In any event, to seems safe to conclude that the intended effect of this propaganda is to provide a boost in U.S. public support for military action against Iran. It appears to be a strong indication that the U.S. government is preparing for another use of force.
As noted earlier, the fact that Blair has apparently refused allow similar leaks from British intelligence may be a sign that he knows that significant U.K. involvement in this is simply not an option. It is highly unlikely that he does not want to participate, more that he feels it'd be politically unacceptable. For all that the Labour Party has been unforgivably compliant with regard to Blair over Iraq, there are signs that they're near to breaking point. It should be remembered that Blair's stance during the crisis in Lebanon caused considerable instability within the party. Active British involvement in military action against Iran would probably be the final straw.
Blair has, however, been happy to pump out as much anti-Iranian rhetoric as he can. It looks like he's trying to get into the position of being able to offer at least diplomatic support for the U.S./Israeli military effort.
But if Blair did decide not to involve British forces in military action against Iran, that wouldn't be the end of the matter. There's every chance that British troops in Iraq could get caught up in Iranian retaliation against U.S. forces thus drawing the U.K. into the new conflict.

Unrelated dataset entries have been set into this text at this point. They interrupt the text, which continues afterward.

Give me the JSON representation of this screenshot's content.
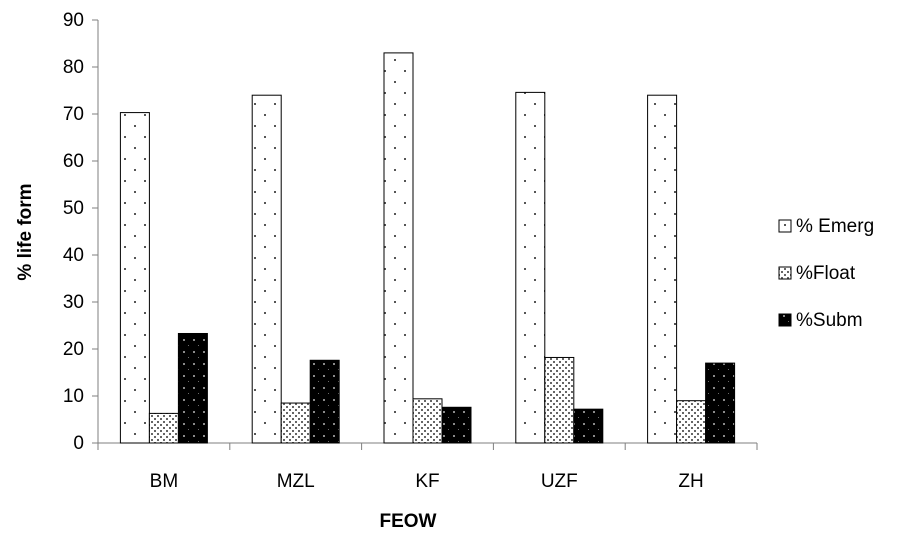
{
  "chart_data": {
    "type": "bar",
    "title": "",
    "xlabel": "FEOW",
    "ylabel": "% life form",
    "categories": [
      "BM",
      "MZL",
      "KF",
      "UZF",
      "ZH"
    ],
    "ylim": [
      0,
      90
    ],
    "yticks": [
      0,
      10,
      20,
      30,
      40,
      50,
      60,
      70,
      80,
      90
    ],
    "grid": false,
    "legend_position": "right",
    "series": [
      {
        "name": "% Emerg",
        "pattern": "sparse-dots",
        "values": [
          70.3,
          74.0,
          83.0,
          74.6,
          74.0
        ]
      },
      {
        "name": "%Float",
        "pattern": "dense-dots",
        "values": [
          6.3,
          8.5,
          9.4,
          18.2,
          9.0
        ]
      },
      {
        "name": "%Subm",
        "pattern": "black-dotted",
        "values": [
          23.3,
          17.6,
          7.6,
          7.2,
          17.0
        ]
      }
    ]
  }
}
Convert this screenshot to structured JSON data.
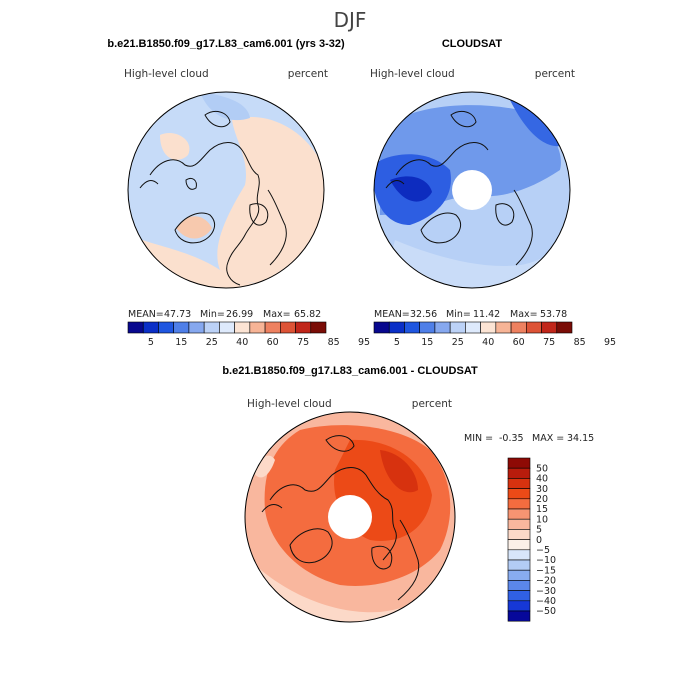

There's an idea going around that there could be a relatively cost free limited air campaign against Iranian nuclear facilities. To see how dangerous this is, consider Blair's recent claim that the reason Iraq has been difficult is because he didn't realise that when you use force to achieve an objective, other people will tend to use force to try to stop you. He really isn't as bright as is sometimes claimed. The idea that the Iranians will not have a major say in the scale of any military confrontation initiated by the U.S. seems to be based on the same wilful naivety. Whether the plan is for a limited military action or not, the U.S. is highly likely to become sucked further into an ever more treacherous quagmire if it attacks Iran militarily. It's hard to see how U.K. forces could avoid becoming involved too.
All the signs are that this could be a very difficult year.